Metadata-Version: 2.1
Name: spekk
Version: 1.0.1
Summary: General speccing library
Author: Magnus Dalen Kvalevåg
Author-email: Magnus Dalen Kvalevåg <magnus.kvalevag@ntnu.no>
Project-URL: Homepage, https://github.com/magnusdk/spekk
Project-URL: Bug Tracker, https://github.com/magnusdk/spekk/issues
Classifier: Programming Language :: Python :: 3
Classifier: License :: OSI Approved :: Apache Software License
Classifier: Operating System :: OS Independent
Requires-Python: >=3.7
Description-Content-Type: text/markdown
License-File: LICENSE

# spekk is a tool for working with named dimensions for arrays
`spekk` lets you declare specifications of the shapes of your arrays.
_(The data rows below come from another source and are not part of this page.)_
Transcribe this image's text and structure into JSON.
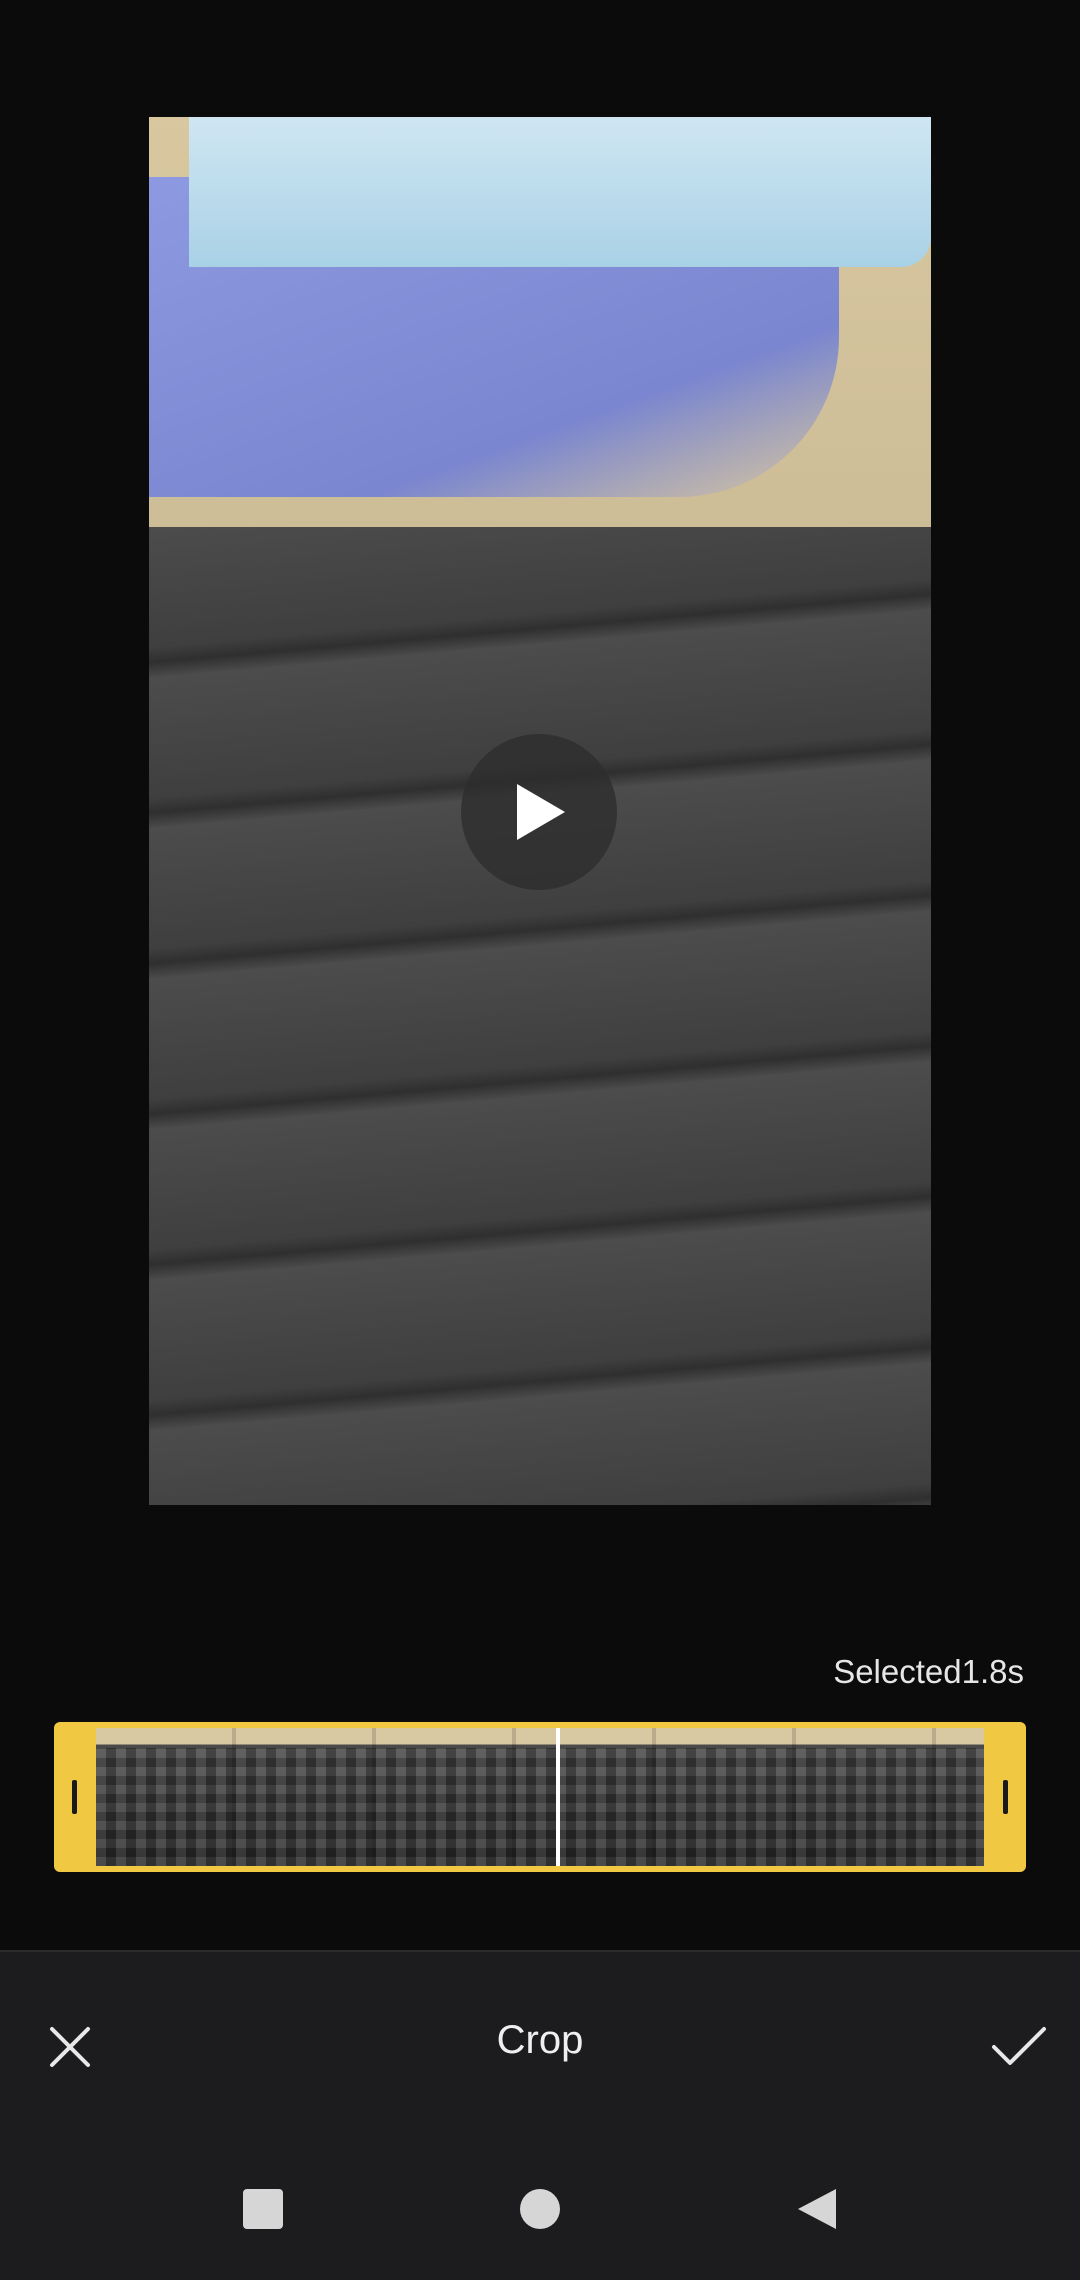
{
  "trimmer": {
    "selected_label": "Selected1.8s"
  },
  "action_bar": {
    "title": "Crop",
    "cancel_icon": "close-icon",
    "confirm_icon": "check-icon"
  },
  "system_nav": {
    "recents_icon": "square-icon",
    "home_icon": "circle-icon",
    "back_icon": "triangle-back-icon"
  },
  "colors": {
    "trim_frame": "#f1c842",
    "background": "#0b0b0c",
    "panel": "#1c1c1e"
  }
}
A common problem with array programming (i.e. working with libraries such as NumPy or JAX) is that an array can have many dimensions, and it can be easy to get them wrong. Additionally, dimensions may be "shared" across different arrays, for example a `"batch"` dimension may exist both for a set of images and their corresponding label tokens — each element in the `"batch"` dimension consist of one image and one label. `spekk` attempts to solve this by providing a way to declare the dimensions of arrays using a class called `Spec`.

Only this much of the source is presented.